Computerized/quantitative trading – based on huge amounts of leveraged capital acquired at insider prices not available to us minnows – drives the stock market. That isn’t a revelation. But it is very difficult to understand what the impact of that activity is on those of us who aren’t privileged to own Cabinet officials and central banks.

Barclays released a graph today that is interesting. Well, interesting to a quantitative geek like me.


High correlation levels between stocks means that there is little value-added in picking individual stocks. It occurs when the big investment money is most herdlike. And it tends to spike up in bear markets when macro-level issues overwhelm everything else. In technical terms, a stock’s beta becomes far more important than its alpha.

This graph was interesting to Barclays because May and June had the highest correlation levels ever. Higher than Oct 1987 – higher than late 2008 – and higher than any time since 1950 (which is apparently the earliest data point they have). Their conclusion was, not surprisingly, that it proves that one must send all their investment money to big investment houses that have plenty of investment choices based on top-down indexes with different beta choices. Like – eg – Barclays.
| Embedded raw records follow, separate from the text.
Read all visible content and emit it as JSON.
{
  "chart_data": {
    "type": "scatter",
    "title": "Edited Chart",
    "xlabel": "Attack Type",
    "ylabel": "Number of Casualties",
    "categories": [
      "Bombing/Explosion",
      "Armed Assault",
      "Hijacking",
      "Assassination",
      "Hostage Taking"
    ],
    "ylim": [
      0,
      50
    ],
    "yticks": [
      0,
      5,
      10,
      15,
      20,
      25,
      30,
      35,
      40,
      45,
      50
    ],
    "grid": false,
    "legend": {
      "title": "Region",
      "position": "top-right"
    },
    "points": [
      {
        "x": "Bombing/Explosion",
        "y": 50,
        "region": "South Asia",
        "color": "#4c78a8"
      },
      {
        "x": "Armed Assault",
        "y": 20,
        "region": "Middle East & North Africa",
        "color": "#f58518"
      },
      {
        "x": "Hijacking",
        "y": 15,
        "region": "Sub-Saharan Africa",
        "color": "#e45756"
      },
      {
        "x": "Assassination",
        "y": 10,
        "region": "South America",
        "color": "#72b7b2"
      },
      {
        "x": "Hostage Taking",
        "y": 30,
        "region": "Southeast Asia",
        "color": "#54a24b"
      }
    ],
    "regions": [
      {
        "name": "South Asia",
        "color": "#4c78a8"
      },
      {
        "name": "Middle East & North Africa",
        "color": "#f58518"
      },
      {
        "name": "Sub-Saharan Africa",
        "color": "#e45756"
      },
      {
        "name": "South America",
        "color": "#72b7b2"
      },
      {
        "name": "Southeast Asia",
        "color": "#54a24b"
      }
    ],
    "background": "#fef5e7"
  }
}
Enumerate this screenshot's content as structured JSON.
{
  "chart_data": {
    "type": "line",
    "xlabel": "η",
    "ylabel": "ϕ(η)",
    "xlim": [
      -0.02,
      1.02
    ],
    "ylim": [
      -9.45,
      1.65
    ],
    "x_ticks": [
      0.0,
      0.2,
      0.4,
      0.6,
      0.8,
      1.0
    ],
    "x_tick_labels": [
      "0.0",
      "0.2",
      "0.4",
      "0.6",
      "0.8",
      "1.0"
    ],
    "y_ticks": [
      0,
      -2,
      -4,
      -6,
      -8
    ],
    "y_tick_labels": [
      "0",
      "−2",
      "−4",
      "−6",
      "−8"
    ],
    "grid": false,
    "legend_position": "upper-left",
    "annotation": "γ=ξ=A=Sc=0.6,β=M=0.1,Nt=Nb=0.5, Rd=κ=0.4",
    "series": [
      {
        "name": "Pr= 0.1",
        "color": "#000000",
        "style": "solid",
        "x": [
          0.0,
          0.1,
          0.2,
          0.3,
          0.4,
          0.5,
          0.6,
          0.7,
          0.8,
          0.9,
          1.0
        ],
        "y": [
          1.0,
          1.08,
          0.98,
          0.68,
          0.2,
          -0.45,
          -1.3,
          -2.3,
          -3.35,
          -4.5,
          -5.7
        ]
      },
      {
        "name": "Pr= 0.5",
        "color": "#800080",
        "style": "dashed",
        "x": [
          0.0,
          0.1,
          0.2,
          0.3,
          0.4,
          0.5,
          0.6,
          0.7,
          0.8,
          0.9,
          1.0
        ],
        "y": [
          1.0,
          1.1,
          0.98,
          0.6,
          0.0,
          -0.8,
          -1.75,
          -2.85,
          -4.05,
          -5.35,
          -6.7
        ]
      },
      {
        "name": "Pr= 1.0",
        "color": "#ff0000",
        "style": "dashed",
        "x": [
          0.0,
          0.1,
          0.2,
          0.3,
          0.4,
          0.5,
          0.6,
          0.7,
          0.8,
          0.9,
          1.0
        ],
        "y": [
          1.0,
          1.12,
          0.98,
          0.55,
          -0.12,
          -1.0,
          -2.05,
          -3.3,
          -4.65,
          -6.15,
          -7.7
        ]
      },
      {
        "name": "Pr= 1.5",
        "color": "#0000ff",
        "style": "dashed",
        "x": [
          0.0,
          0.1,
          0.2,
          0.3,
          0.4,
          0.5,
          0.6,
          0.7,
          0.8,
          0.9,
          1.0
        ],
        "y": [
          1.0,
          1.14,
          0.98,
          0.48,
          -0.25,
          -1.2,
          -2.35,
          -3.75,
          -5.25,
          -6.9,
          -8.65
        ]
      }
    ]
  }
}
The graph is interesting to me because of the marked increasing trend apparent over the last 10-12 years. Stocks have become far more correlated. Not just during bear markets but over the whole investment cycle. It proves the triumph of the “indexers”. Not only have indexers taken market share of the investment $ — but they have also created indexes that capture a much wider pool of stocks. It is those stocks where it is increasingly pointless to waste time evaluating individual companies.

What is also interesting is that there also appears to be a slightly lesser trend of decreasing correlations at the early end of this graph — in 1950 near the very beginning of the recovery from the Great Depression. Indexing did not exist back then and nor did computerized trading. But the trend at both ends of the graph is clear enough to suggest the possibility that these correlations have an ultra-long cyclical component.

That periods of deleveraging and capital DE-allocation tend to withdraw capital/investment from ALL companies – without any serious attempts to differentiate among them. And likewise, a reinfusion of capital/credit after a long absence will tend to lift all boats at first. Only later will there be differentiation of investment – with some investments being winners and other investments losers.

If that possibility is true; then the success of indexing has itself created a massive misallocation of capital. Indexing is about as stupid as capital can be. It makes no attempt to differentiate whether a company is a bunch of crooks or whether it is productive. If it is in an index, it will get investment money. Period. In completely automatic amounts. No thought is necessary. Nor do indexers pay even the slightest attention to corporate governance.

At the macro-level, this misallocation of capital — over a very long period of time and in increasing amounts — may be contributing to the current deleveraging and the specter of asset deflation. At the micro-level, it may indicate some good opportunities among those very few companies that do still actually reward shareowners – even if their stock prices don’t reflect it any more.

At any rate, I found this interesting.